Accordingly, it may be that the UK Government decides to repeal the “domesticated” version of EU family law and instead fall back on other existing international agreements as a way of resolving future cross-border family disputes involving the UK and remaining EU countries.  The key instruments here are the Hague conventions.[1] Reliance on the Hague conventions alone, however, may result in a watering down of the children’s rights protections currently expressed in EU law.  Furthermore, there are risks that Brexit itself may have technical implications for how easily the UK can fall back on the Hague conventions.  If the UK Government seeks to follow this option, then it must address these technical issues.  Moreover, additional guidance must put in place to ensure that children’s rights protection is at least comparable to that available under EU law moving forward.

Is there an alternative approach?  Some have argued that the UK could negotiate to remain part of the full EU family law framework.[2]  This would allow the above protections of children’s rights to be preserved and enhanced in line with developments at EU level, as well as preserve full reciprocity with remaining EU countries.  To be successful, however, this approach would require difficult compromises to be made around the role of the Court of Justice of the EU (CJEU) in overseeing such a UK-EU agreement on cross-border family law.  Some commentators have suggested that this may be possible if the UK Government were to agree to the CJEU having an advisory role in this area, even if it will not agree to the Court having a binding role.[3]

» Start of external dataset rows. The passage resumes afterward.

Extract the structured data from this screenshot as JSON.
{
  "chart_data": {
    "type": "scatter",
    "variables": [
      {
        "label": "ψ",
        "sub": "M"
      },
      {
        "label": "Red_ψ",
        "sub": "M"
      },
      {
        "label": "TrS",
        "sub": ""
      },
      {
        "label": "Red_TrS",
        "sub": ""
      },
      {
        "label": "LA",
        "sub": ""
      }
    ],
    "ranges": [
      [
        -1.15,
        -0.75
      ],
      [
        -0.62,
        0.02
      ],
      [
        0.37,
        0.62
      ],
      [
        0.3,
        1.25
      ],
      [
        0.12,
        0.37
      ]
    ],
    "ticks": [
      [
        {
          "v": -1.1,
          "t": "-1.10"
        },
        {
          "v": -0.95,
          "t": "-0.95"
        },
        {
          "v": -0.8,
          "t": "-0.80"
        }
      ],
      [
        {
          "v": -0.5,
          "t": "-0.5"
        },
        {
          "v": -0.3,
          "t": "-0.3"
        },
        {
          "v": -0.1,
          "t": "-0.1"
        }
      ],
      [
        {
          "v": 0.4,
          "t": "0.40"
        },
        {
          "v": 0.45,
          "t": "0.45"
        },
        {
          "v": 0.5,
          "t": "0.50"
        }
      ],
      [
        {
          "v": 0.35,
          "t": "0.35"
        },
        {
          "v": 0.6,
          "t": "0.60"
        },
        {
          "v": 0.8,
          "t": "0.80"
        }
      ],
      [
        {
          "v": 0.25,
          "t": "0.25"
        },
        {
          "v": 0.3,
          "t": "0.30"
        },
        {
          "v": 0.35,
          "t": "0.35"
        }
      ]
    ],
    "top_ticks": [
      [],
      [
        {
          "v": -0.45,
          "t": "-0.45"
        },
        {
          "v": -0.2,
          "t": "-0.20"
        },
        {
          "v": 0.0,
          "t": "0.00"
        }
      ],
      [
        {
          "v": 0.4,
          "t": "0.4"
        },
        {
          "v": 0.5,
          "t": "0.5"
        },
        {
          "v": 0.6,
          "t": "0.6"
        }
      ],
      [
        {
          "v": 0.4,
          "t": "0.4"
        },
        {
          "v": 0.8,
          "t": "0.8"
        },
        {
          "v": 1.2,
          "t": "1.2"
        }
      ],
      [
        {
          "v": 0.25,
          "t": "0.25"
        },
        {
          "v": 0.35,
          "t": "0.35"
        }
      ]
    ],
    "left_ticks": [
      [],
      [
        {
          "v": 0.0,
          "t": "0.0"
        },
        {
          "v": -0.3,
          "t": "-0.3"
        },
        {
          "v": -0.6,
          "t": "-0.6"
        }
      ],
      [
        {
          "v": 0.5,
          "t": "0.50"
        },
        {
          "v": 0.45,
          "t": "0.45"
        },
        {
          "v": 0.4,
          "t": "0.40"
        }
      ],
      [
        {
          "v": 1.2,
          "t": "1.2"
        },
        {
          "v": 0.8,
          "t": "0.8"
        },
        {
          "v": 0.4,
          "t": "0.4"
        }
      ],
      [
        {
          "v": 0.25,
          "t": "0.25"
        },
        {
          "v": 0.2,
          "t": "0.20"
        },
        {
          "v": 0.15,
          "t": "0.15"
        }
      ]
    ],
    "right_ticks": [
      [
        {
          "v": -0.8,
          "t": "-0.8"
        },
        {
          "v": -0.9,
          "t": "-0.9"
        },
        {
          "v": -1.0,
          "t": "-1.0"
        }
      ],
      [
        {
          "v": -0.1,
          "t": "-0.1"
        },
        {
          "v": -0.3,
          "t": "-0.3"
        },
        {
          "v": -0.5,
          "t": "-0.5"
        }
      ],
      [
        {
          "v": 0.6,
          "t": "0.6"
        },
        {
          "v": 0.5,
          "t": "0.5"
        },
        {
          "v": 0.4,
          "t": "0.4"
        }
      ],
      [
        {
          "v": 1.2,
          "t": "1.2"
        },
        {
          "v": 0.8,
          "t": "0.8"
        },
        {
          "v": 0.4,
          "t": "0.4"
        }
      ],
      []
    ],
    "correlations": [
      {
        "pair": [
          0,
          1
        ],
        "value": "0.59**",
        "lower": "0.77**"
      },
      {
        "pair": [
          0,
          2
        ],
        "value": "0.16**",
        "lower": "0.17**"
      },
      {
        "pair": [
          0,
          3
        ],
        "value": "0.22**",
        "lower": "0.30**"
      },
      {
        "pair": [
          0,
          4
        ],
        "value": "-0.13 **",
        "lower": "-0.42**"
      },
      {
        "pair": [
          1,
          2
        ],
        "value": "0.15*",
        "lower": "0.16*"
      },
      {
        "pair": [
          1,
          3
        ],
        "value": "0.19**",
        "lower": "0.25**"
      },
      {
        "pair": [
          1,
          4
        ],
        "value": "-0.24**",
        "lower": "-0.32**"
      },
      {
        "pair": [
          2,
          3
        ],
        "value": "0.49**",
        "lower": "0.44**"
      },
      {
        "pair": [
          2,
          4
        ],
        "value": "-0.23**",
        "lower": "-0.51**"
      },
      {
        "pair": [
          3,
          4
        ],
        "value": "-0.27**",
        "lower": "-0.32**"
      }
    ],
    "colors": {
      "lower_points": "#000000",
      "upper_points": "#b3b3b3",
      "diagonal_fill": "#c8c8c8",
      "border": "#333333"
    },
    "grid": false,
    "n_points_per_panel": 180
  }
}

Since my placement began in May there have been many changes, a snap General Election and the publication of the EU (Withdrawal) Bill to name just two.  However, a great deal remains the same – children and young people’s issues remain largely obscured in the Brexit talks by the “more important” issues of trade and the economy.  Although in Scotland the Programme for Government gives some hopeful signs for children’s rights protection moving forward, it remains that these issues are still largely excluded from UK Government statements around Brexit.  We do not appear to be much further forward regarding what our post-Brexit society will look like. Crucially, the details of the UK Government’s post-Brexit immigration strategy have not been released.  This is particularly problematic in the context of cross-border family law, given that changes to immigration rules for EU nationals may affect the ability of some families to stay together.  In this way, Brexit could lead to a greater number of such families being broken apart and a subsequent rise in the number of cross-border disputes relating to children.  Unfortunately, it is not yet clear exactly how the post-Brexit system will work for such cross-border cases.  My report highlights the various options open to the UK Government.  What is clear, however, is that children and young people’s rights must be at the centre of any decisions made here, and indeed in the wider context of the Brexit negotiations moving forward.

Access the full report here.

Access a summary and briefing of the report here.

[1] Namely the 1980 Hague Abduction Convention, the 1996 Hague Protection Convention and the 2007 Hague Maintenance Convention.

[2] For a recent account see Nigel Lowe, ‘What are the implications of the Brexit vote for the law on international child abduction?” (2017) 29(3) Child and Family Law Quarterly 253.

[3] See for example comments of Rebecca Bailey-Harris, House of Lords Justice Sub-committee evidence sessions: House of Lords Select Committee on the European Union, Justice Sub-Committee, ‘Corrected oral evidence: Brexit: civil justice cooperation and the CJEU’. (Evidence Session No. 2, 6 December 2016). Accessed 20 June 2017.